A few nights later as I drove around the darkened city with a police colonel, he complained that highway raids had reduced the fuel ration for his own vehicle issued to him by the Ministry of Interior. He also confirmed that only one highway into Kabul was not patrolled by insurgents. Glancing at my NATO press accreditation card, he said the small rectangle of laminated paper would become a death warrant if I travelled outside the city. “You’re a foreigner travelling with this,” he said, pointing at my badge, “and you can travel the Shomali road okay, but any other road they will capture you after one kilometre.” He estimated that insurgent attacks on supply convoys in the ten central provinces around Kabul had quadrupled from the previous year. A Western security official called that a conservative guess. “They’re cutting the arterial roads and choking the capital,” he said.

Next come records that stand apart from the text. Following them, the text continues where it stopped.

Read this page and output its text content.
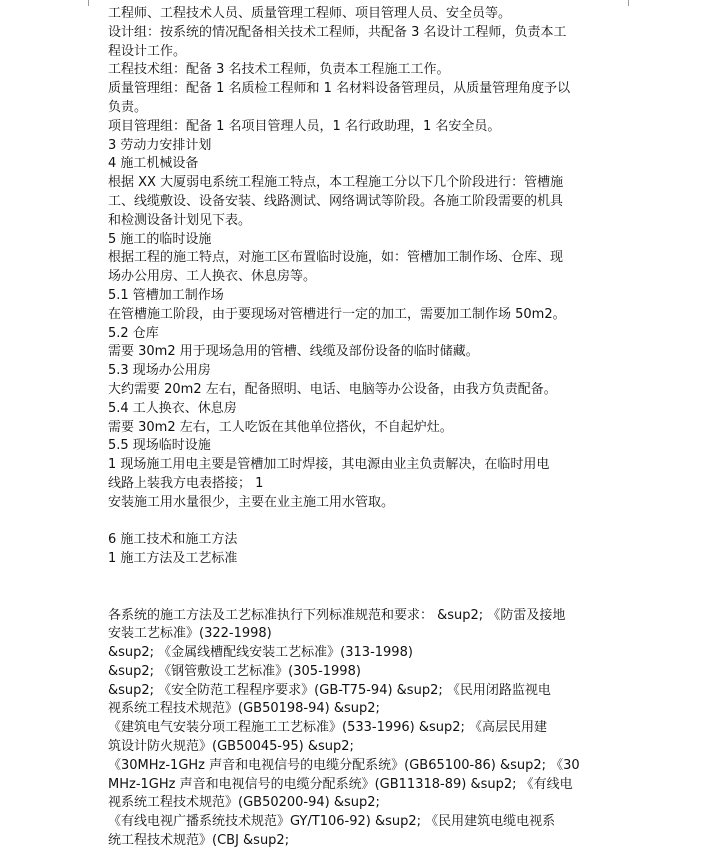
工程师、工程技术人员、质量管理工程师、项目管理人员、安全员等。
设计组：按系统的情况配备相关技术工程师，共配备 3 名设计工程师，负责本工
程设计工作。
工程技术组：配备 3 名技术工程师，负责本工程施工工作。
质量管理组：配备 1 名质检工程师和 1 名材料设备管理员，从质量管理角度予以
负责。
项目管理组：配备 1 名项目管理人员，1 名行政助理，1 名安全员。
3 劳动力安排计划
4 施工机械设备
根据 XX 大厦弱电系统工程施工特点，本工程施工分以下几个阶段进行：管槽施
工、线缆敷设、设备安装、线路测试、网络调试等阶段。各施工阶段需要的机具
和检测设备计划见下表。
5 施工的临时设施
根据工程的施工特点，对施工区布置临时设施，如：管槽加工制作场、仓库、现
场办公用房、工人换衣、休息房等。
5.1 管槽加工制作场
在管槽施工阶段，由于要现场对管槽进行一定的加工，需要加工制作场 50m2。
5.2 仓库
需要 30m2 用于现场急用的管槽、线缆及部份设备的临时储藏。
5.3 现场办公用房
大约需要 20m2 左右，配备照明、电话、电脑等办公设备，由我方负责配备。
5.4 工人换衣、休息房
需要 30m2 左右，工人吃饭在其他单位搭伙，不自起炉灶。
5.5 现场临时设施
1 现场施工用电主要是管槽加工时焊接，其电源由业主负责解决，在临时用电
线路上装我方电表搭接； 1
安装施工用水量很少，主要在业主施工用水管取。
6 施工技术和施工方法
1 施工方法及工艺标准
各系统的施工方法及工艺标准执行下列标准规范和要求： &sup2; 《防雷及接地
安装工艺标准》(322-1998)
&sup2; 《金属线槽配线安装工艺标准》(313-1998)
&sup2; 《钢管敷设工艺标准》(305-1998)
&sup2; 《安全防范工程程序要求》(GB-T75-94) &sup2; 《民用闭路监视电
视系统工程技术规范》(GB50198-94) &sup2;
《建筑电气安装分项工程施工工艺标准》(533-1996) &sup2; 《高层民用建
筑设计防火规范》(GB50045-95) &sup2;
《30MHz-1GHz 声音和电视信号的电缆分配系统》(GB65100-86) &sup2; 《30
MHz-1GHz 声音和电视信号的电缆分配系统》(GB11318-89) &sup2; 《有线电
视系统工程技术规范》(GB50200-94) &sup2;
《有线电视广播系统技术规范》GY/T106-92) &sup2; 《民用建筑电缆电视系
统工程技术规范》(CBJ &sup2;
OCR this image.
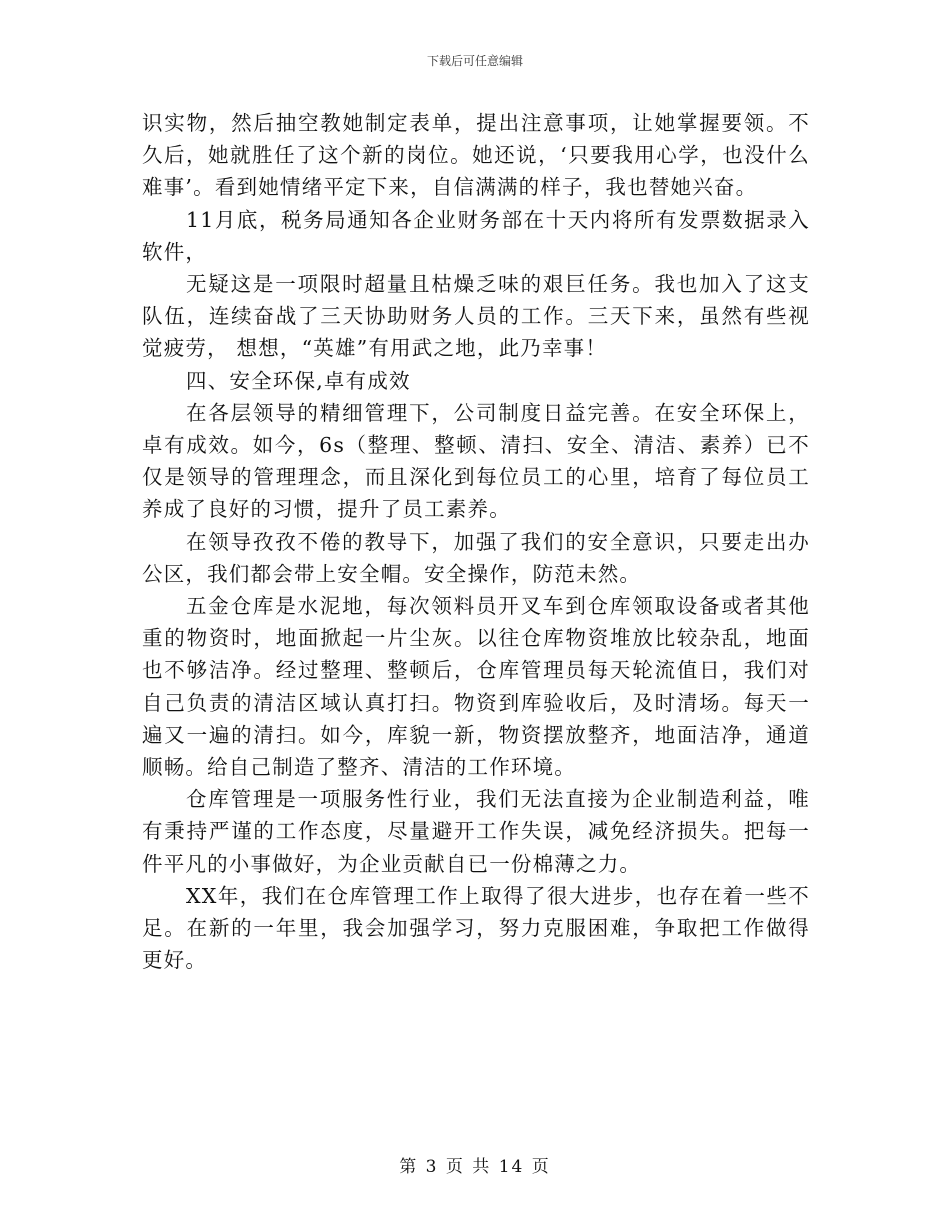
下载后可任意编辑

识实物，然后抽空教她制定表单，提出注意事项，让她掌握要领。不久后，她就胜任了这个新的岗位。她还说，‘只要我用心学，也没什么难事’。看到她情绪平定下来，自信满满的样子，我也替她兴奋。

11月底，税务局通知各企业财务部在十天内将所有发票数据录入软件，

无疑这是一项限时超量且枯燥乏味的艰巨任务。我也加入了这支队伍，连续奋战了三天协助财务人员的工作。三天下来，虽然有些视觉疲劳， 想想，“英雄”有用武之地，此乃幸事！

四、安全环保,卓有成效

在各层领导的精细管理下，公司制度日益完善。在安全环保上，卓有成效。如今，6s（整理、整顿、清扫、安全、清洁、素养）已不仅是领导的管理理念，而且深化到每位员工的心里，培育了每位员工养成了良好的习惯，提升了员工素养。

在领导孜孜不倦的教导下，加强了我们的安全意识，只要走出办公区，我们都会带上安全帽。安全操作，防范未然。

五金仓库是水泥地，每次领料员开叉车到仓库领取设备或者其他重的物资时，地面掀起一片尘灰。以往仓库物资堆放比较杂乱，地面也不够洁净。经过整理、整顿后，仓库管理员每天轮流值日，我们对自己负责的清洁区域认真打扫。物资到库验收后，及时清场。每天一遍又一遍的清扫。如今，库貌一新，物资摆放整齐，地面洁净，通道顺畅。给自己制造了整齐、清洁的工作环境。

仓库管理是一项服务性行业，我们无法直接为企业制造利益，唯有秉持严谨的工作态度，尽量避开工作失误，减免经济损失。把每一件平凡的小事做好，为企业贡献自已一份棉薄之力。

XX年，我们在仓库管理工作上取得了很大进步，也存在着一些不足。在新的一年里，我会加强学习，努力克服困难，争取把工作做得更好。

第 3 页 共 14 页
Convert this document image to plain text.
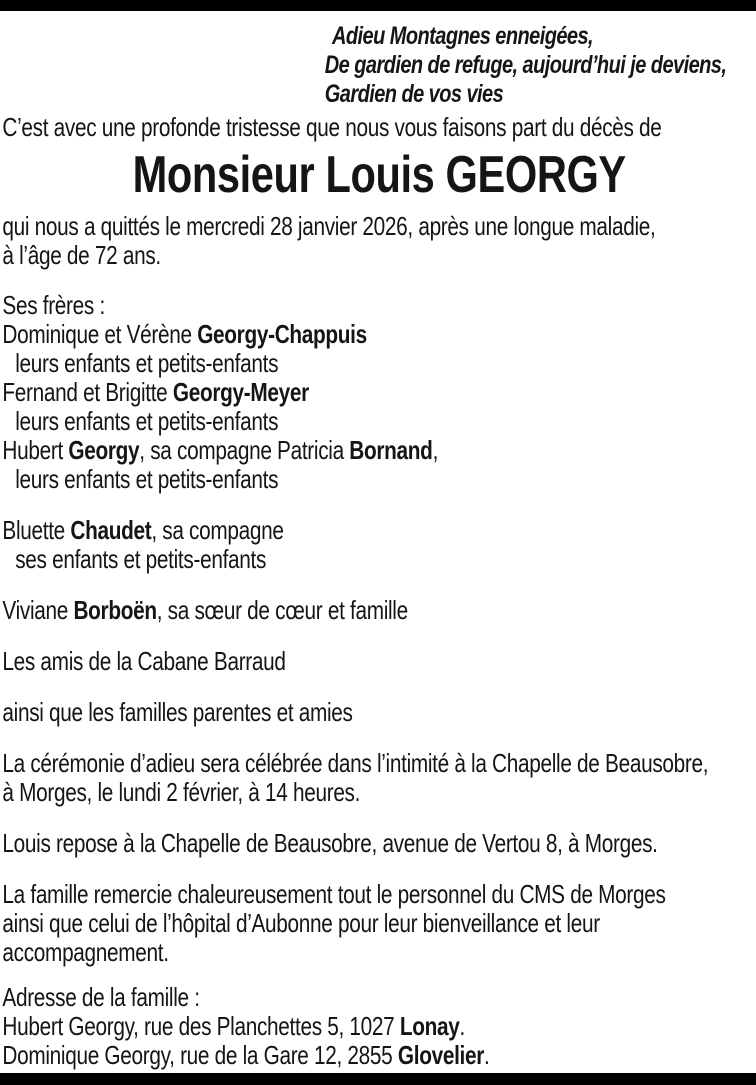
Adieu Montagnes enneigées,
De gardien de refuge, aujourd’hui je deviens,
Gardien de vos vies
C’est avec une profonde tristesse que nous vous faisons part du décès de
Monsieur Louis GEORGY
qui nous a quittés le mercredi 28 janvier 2026, après une longue maladie,
à l’âge de 72 ans.
Ses frères :
Dominique et Vérène Georgy-Chappuis
leurs enfants et petits-enfants
Fernand et Brigitte Georgy-Meyer
leurs enfants et petits-enfants
Hubert Georgy, sa compagne Patricia Bornand,
leurs enfants et petits-enfants
Bluette Chaudet, sa compagne
ses enfants et petits-enfants
Viviane Borboën, sa sœur de cœur et famille
Les amis de la Cabane Barraud
ainsi que les familles parentes et amies
La cérémonie d’adieu sera célébrée dans l’intimité à la Chapelle de Beausobre,
à Morges, le lundi 2 février, à 14 heures.
Louis repose à la Chapelle de Beausobre, avenue de Vertou 8, à Morges.
La famille remercie chaleureusement tout le personnel du CMS de Morges
ainsi que celui de l’hôpital d’Aubonne pour leur bienveillance et leur
accompagnement.
Adresse de la famille :
Hubert Georgy, rue des Planchettes 5, 1027 Lonay.
Dominique Georgy, rue de la Gare 12, 2855 Glovelier.
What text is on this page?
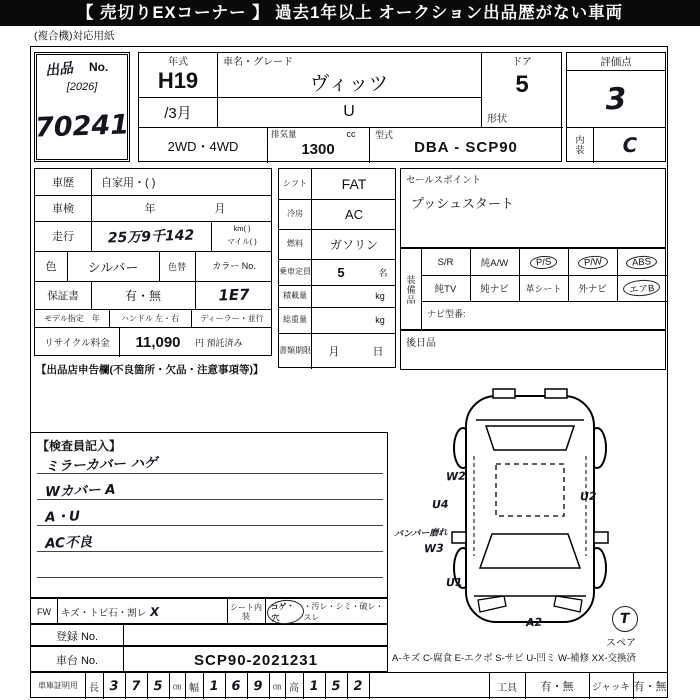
【 売切りEXコーナー 】 過去1年以上 オークション出品歴がない車両
(複合機)対応用紙
出品 No.
[2026]
70241
年式
H19
/3月
車名・グレード
ヴィッツ
U
ドア
5
形状
2WD・4WD
排気量
1300
cc	型式
DBA - SCP90
評価点
3
内装	C
車歴	自家用・( )
車検	年	月
走行	25万9千142	km( )
マイル( )
色	シルバー	色替	カラー No.
保証書	有・無	1E7
モデル指定　年	ハンドル 左・右	ディーラー・並行
リサイクル料金	11,090	円 預託済み
【出品店申告欄(不良箇所・欠品・注意事項等)】
シフト	FAT
冷房	AC
燃料	ガソリン
乗車定員	5	名
積載量	kg
総重量	kg
書類期限	月	日
セールスポイント
プッシュスタート
装備品
S/R	純A/W	P/S	P/W	ABS
純TV	純ナビ 革シート 外ナビ	エアB
ナビ型番:
後日品
【検査員記入】
ミラーカバー ハゲ
Wカバー A
A・U
AC不良
W2
U4
バンパー磨れ
W3
U1
U2
A2	T
スペア
A-キズ C-腐食 E-エクボ S-サビ U-凹ミ W-補修 XX-交換済
FW	キズ・トビ石・割レ X	シート内装
コゲ・穴
・汚レ・シミ・破レ・スレ
登録 No.
車台 No.	SCP90-2021231
車庫証明用	長 3 7 5	㎝ 幅 1 6 9	㎝ 高 1 5 2	工具	有・無	ジャッキ 有・無
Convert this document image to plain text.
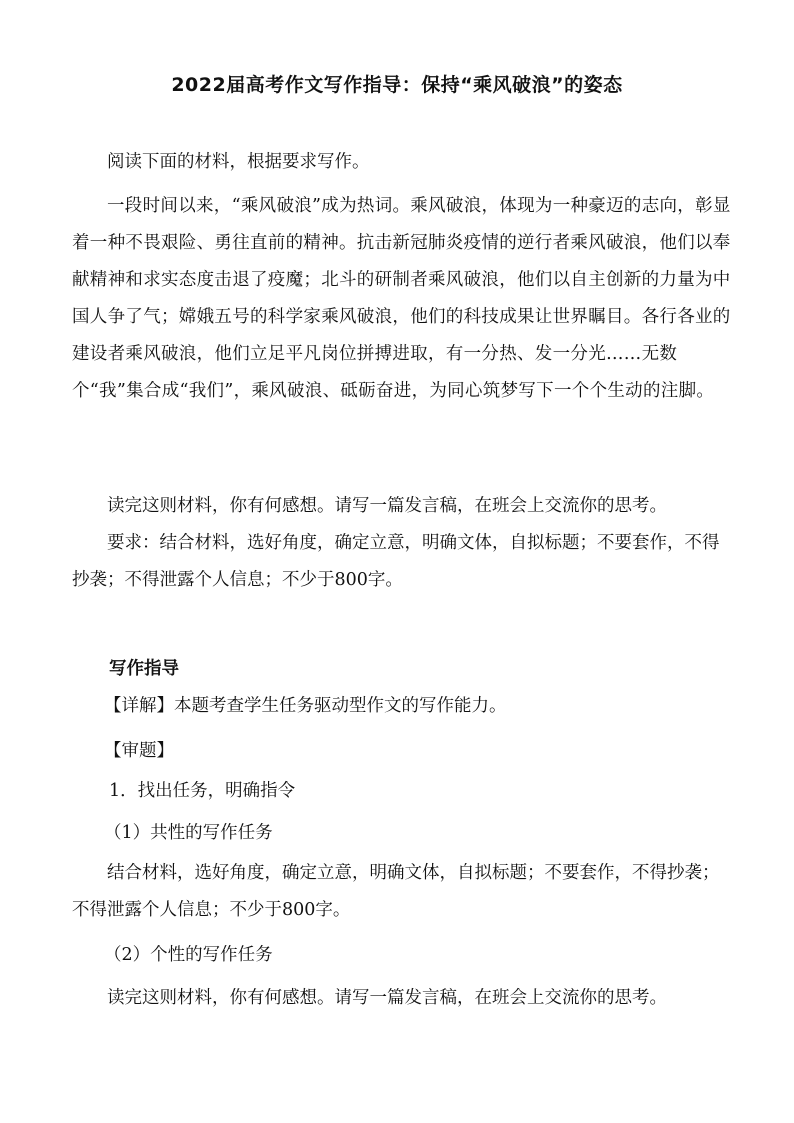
2022届高考作文写作指导：保持“乘风破浪”的姿态

阅读下面的材料，根据要求写作。

一段时间以来，“乘风破浪”成为热词。乘风破浪，体现为一种豪迈的志向，彰显着一种不畏艰险、勇往直前的精神。抗击新冠肺炎疫情的逆行者乘风破浪，他们以奉献精神和求实态度击退了疫魔；北斗的研制者乘风破浪，他们以自主创新的力量为中国人争了气；嫦娥五号的科学家乘风破浪，他们的科技成果让世界瞩目。各行各业的建设者乘风破浪，他们立足平凡岗位拼搏进取，有一分热、发一分光……无数个“我”集合成“我们”，乘风破浪、砥砺奋进，为同心筑梦写下一个个生动的注脚。

读完这则材料，你有何感想。请写一篇发言稿，在班会上交流你的思考。

要求：结合材料，选好角度，确定立意，明确文体，自拟标题；不要套作，不得抄袭；不得泄露个人信息；不少于800字。

写作指导

【详解】本题考查学生任务驱动型作文的写作能力。

【审题】

1．找出任务，明确指令

（1）共性的写作任务

结合材料，选好角度，确定立意，明确文体，自拟标题；不要套作，不得抄袭；不得泄露个人信息；不少于800字。

（2）个性的写作任务

读完这则材料，你有何感想。请写一篇发言稿，在班会上交流你的思考。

It wasn’t a siege in the traditional sense; traffic flowed on every highway. I visited all of the major gateways into the city and saw routes that still looked busy, sometimes jammed with lines of cars and trucks. What had changed, however, were the rules they followed. Truck drivers left doors open at the back of their tractor-trailers, securing their cargo with ropes, so that Taliban could easily look inside and check the shipment for anything forbidden. The
insurgents even scrutinized customs papers to certify that the goods were destined for non-military customers, and gave receipts for the bribes paid at Taliban checkpoints. (The Taliban’s bureaucratic approach to extorting the road-building business also extended, it seemed, to their methods of profiting from the traffic.) Truckers told me that the price for shipments to NATO military bases had climbed sharply, because nobody wanted to get caught helping the foreigners. At a gas station on the outskirts, a driver twisted his beard nervously as he described how a contractor had tried to persuade him to carry a load of diesel to a military base; he had refused, but his friend accepted—and got beheaded. The insurgents executed so many truckers, in fact, that the drivers had organized a noisy demonstration at a border crossing earlier in the summer to call for better protection from government forces. Some of that anger still simmered among the truckers in Kabul. One driver complained that his friend had been kidnapped for driving a truckload of chickens. How, he asked, could the Taliban consider chickens a forbidden cargo? He clearly thought I was a military spy, because he pointed his finger at me and asked: “Why are you not taking action?” Others seemed more sanguine. The next trucker I met described the local police as the real bandits, and said the Taliban territory gave him comparatively little trouble. Another driver said he stopped travelling at night in one district because of frequent robberies, but felt safer when the Taliban seized control and drove the brigands away.